Large-scale applications face a broad range of complex challenges. Algorithms must be extremely scalable to support the massive system size. Robustness, fault-tolerance and security must be fundamental concerns because of the unreliable and often hostile Internet environment. The inherent complexity of Internet-scale applications requires self-management and autonomous adaptation to remove this burden from system administrators. Finally, data management issues in such systems can be immensely difficult due to inconsistent data, heterogeneity and dynamic system evolution.
In our work, we see a number of promising approaches to address these challenges. New types of middleware systems help handle the complexity of building Internet-wide applications by providing high-level abstractions to programmers. For example, publish/subscribe techniques can be used to build novel middleware architectures for Internet-wide information systems. Peer-to-peer algorithms have revolutionised the way we design large-scale distributed applications. They can lead to systems that are intrinsically scalable and resistant to network and node failures. Overlay networks allow us to quickly prototype new networking services and deploy them on top of existing networks. In our projects, we experiment with such novel ideas to build large-scale distributed applications and evaluate our ideas with real-world Internet deployments.
Large-Scale Stream Processing
There is an ongoing paradigm shift away from the mere point retrieval of web content to the dynamic processing of large amounts of real-time stream data. This stream data comes from geographically distributed sources that are connected to the Internet, such as sensor network deployments, scientific instruments, network monitors, and web feeds. Distributed applications in areas as diverse as financial processing, e-science, security, and environmental protection aim to harness this data.

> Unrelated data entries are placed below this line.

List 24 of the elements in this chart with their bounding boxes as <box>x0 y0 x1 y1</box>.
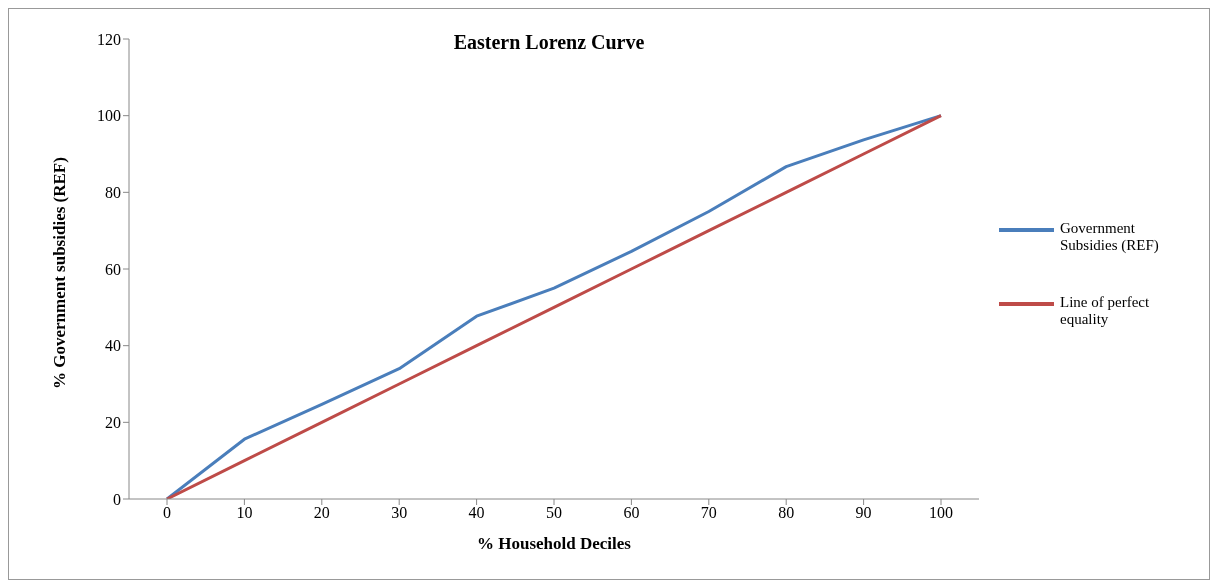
x-tick-label: 40 <box>468 504 485 522</box>
x-tick-label: 70 <box>700 504 717 522</box>
x-tick-label: 30 <box>391 504 408 522</box>
legend-label: Government Subsidies (REF) <box>1060 220 1160 254</box>
y-tick-label: 20 <box>105 414 121 432</box>
x-tick-label: 80 <box>778 504 795 522</box>
legend-label: Line of perfect equality <box>1060 294 1151 328</box>
line-series <box>165 114 943 499</box>
y-tick-label: 60 <box>105 260 121 278</box>
x-tick-label: 50 <box>546 504 562 522</box>
x-tick-label: 10 <box>236 504 253 522</box>
y-tick-label: 80 <box>105 184 121 202</box>
y-tick-label: 120 <box>97 30 121 48</box>
chart-title: Eastern Lorenz Curve <box>452 31 646 54</box>
x-tick-label: 90 <box>855 504 872 522</box>
x-tick-label: 100 <box>929 504 953 522</box>
x-axis-title: % Household Deciles <box>477 534 632 553</box>
y-tick-label: 0 <box>113 490 121 508</box>
y-tick-label: 100 <box>97 107 121 125</box>
x-tick-label: 20 <box>313 504 330 522</box>
x-tick-label: 0 <box>163 504 171 522</box>
y-axis-title: % Government subsidies (REF) <box>50 157 70 389</box>
y-tick-label: 40 <box>105 337 121 355</box>
x-tick-label: 60 <box>623 504 640 522</box>
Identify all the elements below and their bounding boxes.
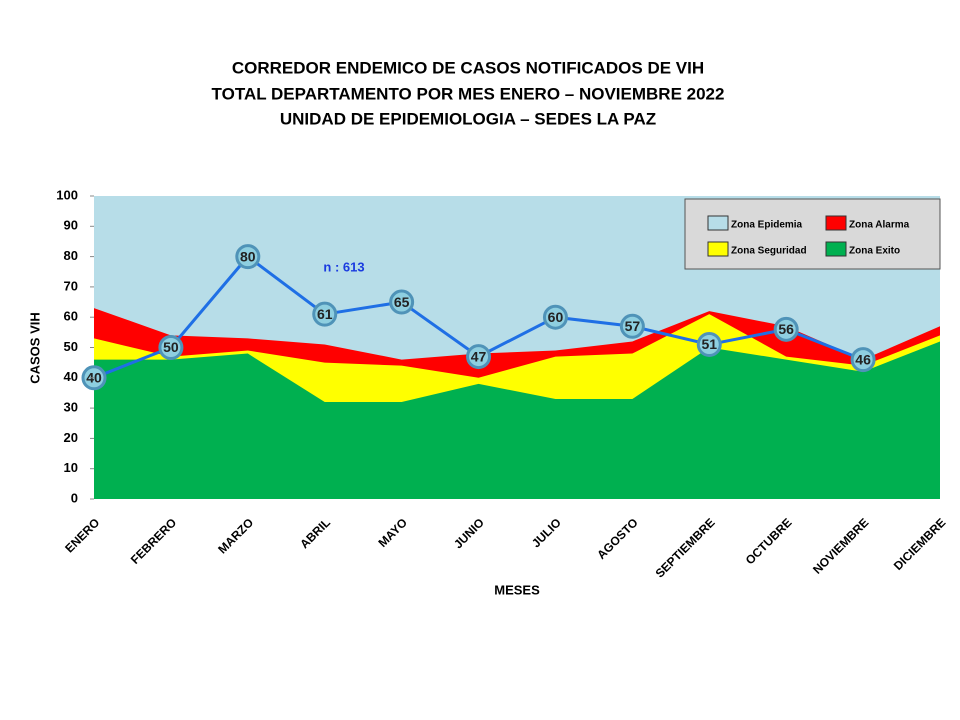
legend-swatch xyxy=(707,241,729,257)
x-tick-label: MARZO xyxy=(215,515,256,556)
y-tick-label: 80 xyxy=(64,248,78,263)
y-tick-label: 70 xyxy=(64,278,78,293)
chart-title: UNIDAD DE EPIDEMIOLOGIA – SEDES LA PAZ xyxy=(280,109,656,128)
data-label: 47 xyxy=(471,348,487,364)
legend-swatch xyxy=(825,241,847,257)
data-label: 46 xyxy=(855,351,871,367)
marker xyxy=(542,304,568,330)
marker xyxy=(235,244,261,270)
y-tick-label: 40 xyxy=(64,369,78,384)
data-label: 40 xyxy=(86,370,102,386)
data-label: 60 xyxy=(548,309,564,325)
x-tick-label: SEPTIEMBRE xyxy=(653,515,718,580)
marker xyxy=(389,289,415,315)
area xyxy=(94,341,940,499)
legend-box xyxy=(684,198,941,270)
legend-label: Zona Alarma xyxy=(849,220,910,231)
x-axis-label: MESES xyxy=(494,582,540,597)
legend-swatch xyxy=(707,215,729,231)
x-tick-label: DICIEMBRE xyxy=(891,515,949,573)
chart-title: CORREDOR ENDEMICO DE CASOS NOTIFICADOS D… xyxy=(232,58,704,77)
y-tick-label: 30 xyxy=(64,400,78,415)
marker xyxy=(696,331,722,357)
legend-label: Zona Exito xyxy=(849,246,900,257)
y-tick-label: 20 xyxy=(64,430,78,445)
y-tick-label: 100 xyxy=(56,187,78,202)
marker xyxy=(773,316,799,342)
data-label: 80 xyxy=(240,248,256,264)
data-label: 57 xyxy=(625,318,641,334)
x-tick-label: OCTUBRE xyxy=(743,515,795,567)
annotation: n : 613 xyxy=(323,259,364,274)
data-label: 51 xyxy=(701,336,717,352)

As a result, large-scale stream-processing applications need to query, process, and deliver real-time data from many distributed data sources at a global scale. Due to the vast amount of data, centralised processing is infeasible and applications must typically make use of shared Internet resources for filtering and aggregation. The challenge is to develop new techniques for large-scale stream-processing applications that enables them to cope with scale, failure, and resource limitations, while providing an efficient and reliable service to users on the Internet. This requires research into dynamic query optimisation, adaptive fault tolerance, and resource discovery and management, all being done at an Internet scale.
Peer-to-Peer Systems
Peer-to-peer systems have revolutionised the way how we build large-scale distributed applications. Peer-to-peer algorithms can lead to system designs that are intrinsically scalable and resistant to network and node failures. In the form of overlay networks, they allow us to prototype new networking services and quickly deploy them on top of existing networks. They also provide us with a set of high-level abstractions such as distributed hash tables that simplify the task of engineering novel applications.
However, there is still much need for new types of adaptive overlay networks that are tailored to different classes of applications. Also, we require a better understanding of the dynamic behaviour of peer-to-peer systems on the Internet. For this, we can take advantage of large-scale networking test-beds such as PlanetLab and Emulab to carry out experiments with distributed applications at an unprecedented scale.
Event-Based Systems
To handle the complexity of scale in today's Internet-wide applications, we require new types of middleware that emphasise scalability, expressiveness, and robustness. Publish/subscribe techniques can be used to build novel middleware architectures for Internet-wide information systems. One challenge is to design scalable and robust content-based routing algorithms that deliver information to all interested parties in a large-scale distributed application. We also need higher-level abstractions that make it easier for applications to manage low-level events at a high rate without being overwhelmed.